A state House proposal, brought forward by Robert Godshall (R., Montgomery) and Seth Grove (R., York), would award electoral votes by congressional district, much as Republicans have proposed in other swing states.

Lawmakers have other major issues loading their plates right now, including the budget and Gov. Corbett's proposals to privatize the state liquor system and cut public-employee pension costs.

"This is not a 'top 10' or even a 'top 20' priority," said Erik Arneson, spokesman for Pileggi. "But he does think it is an important debate to have."

Under Pileggi's formula, Obama, who carried Pennsylvania on Nov. 6 with 52 percent to Romney's 47, would have received 12 electoral votes to Romney's eight. "It's difficult to make a straightforward argument that the winner of the statewide popular vote shouldn't get the majority of the electoral votes," Arneson said.

There will probably be a hearing this spring on the proposal, Arneson said, "and then we will make a determination whether this is something worth having a vote on."

Corbett, a Republican, is "neutral" at this point, not having had time to analyze the proposal, said spokesman Kevin Harley.

The burst of interest in tweaking the Electoral College comes at a time of intense GOP soul-searching after losing the race for the White House. Republican leaders are grappling with how to better appeal to a changing electorate, with exit polls showing that Hispanic, African American, and young voters rejected the party's conservative message.

"I don't think we need to change the rules of the game," Florida House Speaker Will Weatherford, a Republican, said recently. "I think we need to get better."

Republicans who are advocating Electoral College changes say they would give smaller towns and rural areas, often overlooked in presidential races, more say in battleground states. At the same time, they would offer an advantage to the GOP, since the redistricting that followed the 2010 census tended to concentrate Democratic votes in a few congressional districts in those states - such as Pennsylvania.

Pileggi has tried before.

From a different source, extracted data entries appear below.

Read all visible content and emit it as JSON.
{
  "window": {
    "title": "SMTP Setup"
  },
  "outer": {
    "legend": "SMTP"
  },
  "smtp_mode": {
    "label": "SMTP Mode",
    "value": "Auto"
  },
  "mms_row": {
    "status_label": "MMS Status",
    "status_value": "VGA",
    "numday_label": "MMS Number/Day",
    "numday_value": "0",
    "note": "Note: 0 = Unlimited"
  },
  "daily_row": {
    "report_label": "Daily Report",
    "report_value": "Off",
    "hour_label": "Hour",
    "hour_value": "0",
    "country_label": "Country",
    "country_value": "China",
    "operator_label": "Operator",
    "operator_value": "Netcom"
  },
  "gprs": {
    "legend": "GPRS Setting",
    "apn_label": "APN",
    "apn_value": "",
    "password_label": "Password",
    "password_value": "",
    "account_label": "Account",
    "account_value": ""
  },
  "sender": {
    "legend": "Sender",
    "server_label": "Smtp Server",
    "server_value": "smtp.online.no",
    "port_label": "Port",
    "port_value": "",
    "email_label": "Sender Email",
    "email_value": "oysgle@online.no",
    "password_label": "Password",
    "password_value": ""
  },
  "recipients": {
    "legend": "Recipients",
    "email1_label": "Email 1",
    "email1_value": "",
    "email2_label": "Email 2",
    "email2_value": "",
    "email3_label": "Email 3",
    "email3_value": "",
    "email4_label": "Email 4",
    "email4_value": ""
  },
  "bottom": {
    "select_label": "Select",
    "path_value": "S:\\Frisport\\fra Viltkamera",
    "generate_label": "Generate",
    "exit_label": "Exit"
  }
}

With Corbett's support, he pushed a 2011 proposal to award electoral votes mostly by congressional district, but it went no further than a state Senate committee. Opposition was intense, centering around arguments that it would deflate Pennsylvania's power as a swing state and that it was unfair to change the rules so close to an election.

The change would have meant Mitt Romney winning 13 of Pennsylvania's electoral votes to seven for President Obama - even though Obama won the state by 309,000 votes.

The 2011 effort also ran into friendly fire. Since it would have allotted electoral votes by congressional district, some GOP incumbents in Congress warned that Democratic spending on behalf of presidential nominees might drown them, especially in suburban districts around Philadelphia.

The what-ifs abound. Since the Constitution lets each state decide how to apportion its electoral votes, what if all states used the congressional-district system? Romney would have edged Obama in electoral votes, 276-262, according to Emory University political scientist Alan Abramowitz. (Obama, who took 51 percent of the popular vote to Romney's 47 percent, won, 332-206.)

And if that system were in place just in Pennsylvania and the other swing states? Obama would have barely won, 271-267, Abramowitz calculates.

On Jan. 29, a Virginia Senate committee voted to kill legislation that would have enacted the congressional-district system. Until Obama carried the state twice, Virginia had gone Republican in every presidential vote since Democrat Lyndon B. Johnson's landslide win in 1964.

Republican Govs. Rick Snyder of Michigan, John Kasich of Ohio, and Scott Walker of Wisconsin have spurned the idea.

As for McDonnell, he is not expected to address the issue in his Harrisburg speech, GOP officials said. His subject? The future of the Republican Party.